Concernant l'intégration de l'INERIS à l'Agence, il a rappelé qu'il ne s'était pas déterminé en fonction de l'opinion des personnels, tout en comprenant le souci de ces derniers d'éviter l'éclatement de l'institut. Il a rappelé que les représentants des personnels à l'INERIS n'excluait pas, a priori, l'hypothèse d'une intégration de l'INERIS dans la future agence.

S'agissant de l'institut de veille sanitaire (IVS), M. Claude Huriet a estimé qu'en effet la déclaration du 28 novembre 2000 citée par M. François Autain, méconnaissait le rôle de cet organisme. Il a souligné que la création de l'AFSSE devrait s'opérer dans le respect des compétences attribuées à l'IVS qui avait pour mission d'observer tous les faits anormaux de nature à révéler un risque sanitaire.

Concernant les prestations commerciales de l'INERIS, M. Claude Huriet a estimé que celles-ci devraient être financées par les subventions publiques ou par des redevances pour services rendus, à la condition toutefois que n'existe pas une offre concurrentielle de service dans le même domaine.

Il a déclaré partager les préoccupations de M. Lucien Neuwirth à propos de la nécessaire clarification de la nature des tutelles de l'IRSN.

Puis la commission a procédé à l'examen des amendements proposés par le rapporteur.
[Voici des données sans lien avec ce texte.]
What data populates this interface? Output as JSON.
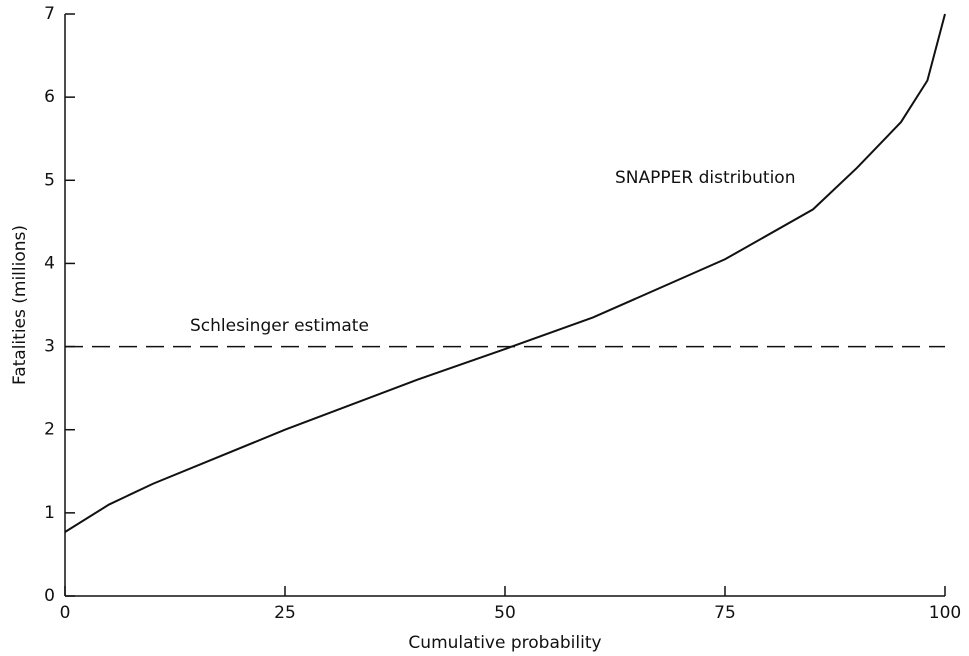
{
  "chart_data": {
    "type": "line",
    "xlabel": "Cumulative probability",
    "ylabel": "Fatalities (millions)",
    "xlim": [
      0,
      100
    ],
    "xticks": [
      0,
      25,
      50,
      75,
      100
    ],
    "ylim": [
      0,
      7
    ],
    "yticks": [
      0,
      1,
      2,
      3,
      4,
      5,
      6,
      7
    ],
    "series": [
      {
        "name": "SNAPPER distribution",
        "color": "#111111",
        "dash": false,
        "x": [
          0,
          5,
          10,
          25,
          40,
          50,
          60,
          75,
          85,
          90,
          95,
          98,
          100
        ],
        "values": [
          0.77,
          1.1,
          1.35,
          2.0,
          2.6,
          2.97,
          3.35,
          4.05,
          4.65,
          5.15,
          5.7,
          6.2,
          7.0
        ]
      },
      {
        "name": "Schlesinger estimate",
        "color": "#111111",
        "dash": true,
        "x": [
          0,
          100
        ],
        "values": [
          3,
          3
        ]
      }
    ]
  }
}
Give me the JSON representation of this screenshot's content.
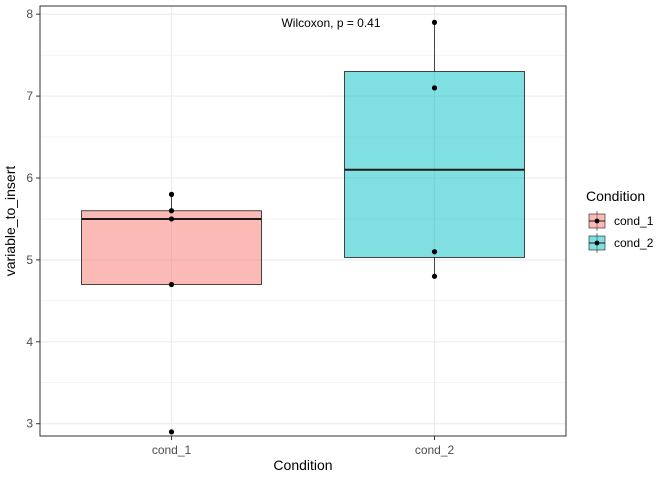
{
  "chart_data": {
    "type": "box",
    "annotation": "Wilcoxon, p = 0.41",
    "xlabel": "Condition",
    "ylabel": "variable_to_insert",
    "ylim": [
      2.85,
      8.1
    ],
    "yticks": [
      3,
      4,
      5,
      6,
      7,
      8
    ],
    "grid": true,
    "legend": {
      "title": "Condition",
      "position": "right",
      "entries": [
        "cond_1",
        "cond_2"
      ]
    },
    "categories": [
      "cond_1",
      "cond_2"
    ],
    "boxes": [
      {
        "name": "cond_1",
        "q1": 4.7,
        "median": 5.5,
        "q3": 5.6,
        "whisker_low": 4.7,
        "whisker_high": 5.8,
        "color": "#F8766D",
        "points": [
          5.8,
          5.6,
          5.5,
          4.7,
          2.9
        ]
      },
      {
        "name": "cond_2",
        "q1": 5.03,
        "median": 6.1,
        "q3": 7.3,
        "whisker_low": 4.8,
        "whisker_high": 7.9,
        "color": "#00BFC4",
        "points": [
          7.9,
          7.1,
          5.1,
          4.8
        ]
      }
    ]
  }
}
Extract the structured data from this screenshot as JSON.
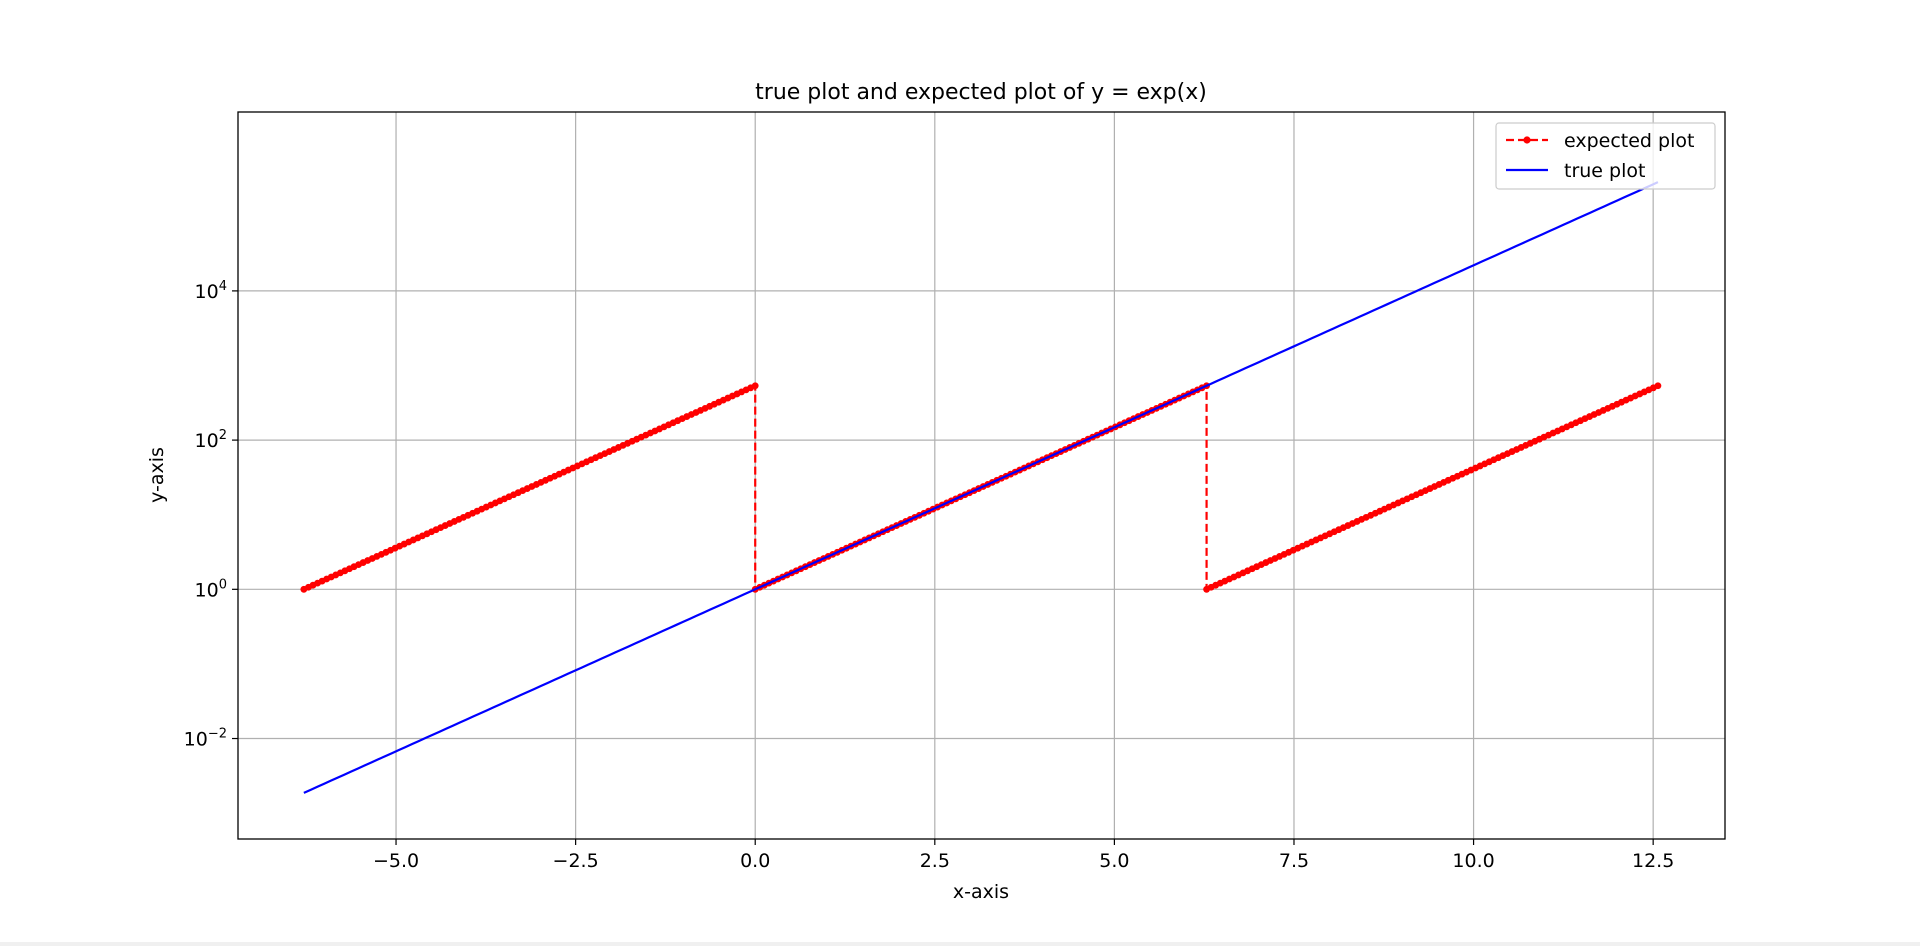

Dans l'intitulé du titre II, elle a adopté un amendement modifiant l'intitulé de la nouvelle Agence qui serait appelée : agence française de sécurité sanitaire de l'environnement et de prévention des risques industriels et chimiques.

A l'article 2 relatif à la création de l'agence, elle a adopté trois amendements :

- un amendement complétant la définition des missions de l'agence, en précisant que celle-ci doit évaluer les risques sanitaires, directs ou indirects, de nature physique, chimique ou biologique relatifs à l'environnement naturel, professionnel et domestique ;

- un amendement précisant que l'agence peut fournir l'expertise technique et scientifique pour la mise en oeuvre des dispositions du code de l'environnement relatives aux milieux physiques (livre II) et à la prévention des pollutions, des risques et des nuisances (livre V) ;

- un amendement prévoyant le transfert intégral de l'INERIS à l'agence et renforçant les garanties en matière de maintien des droits des personnels de l'établissement.

A l'article 4 A relatif à la création de l'IRSN, la commission a adopté, à titre conservatoire, un amendement de suppression de cet article.

La commission a adopté la proposition de loi ainsi amendée.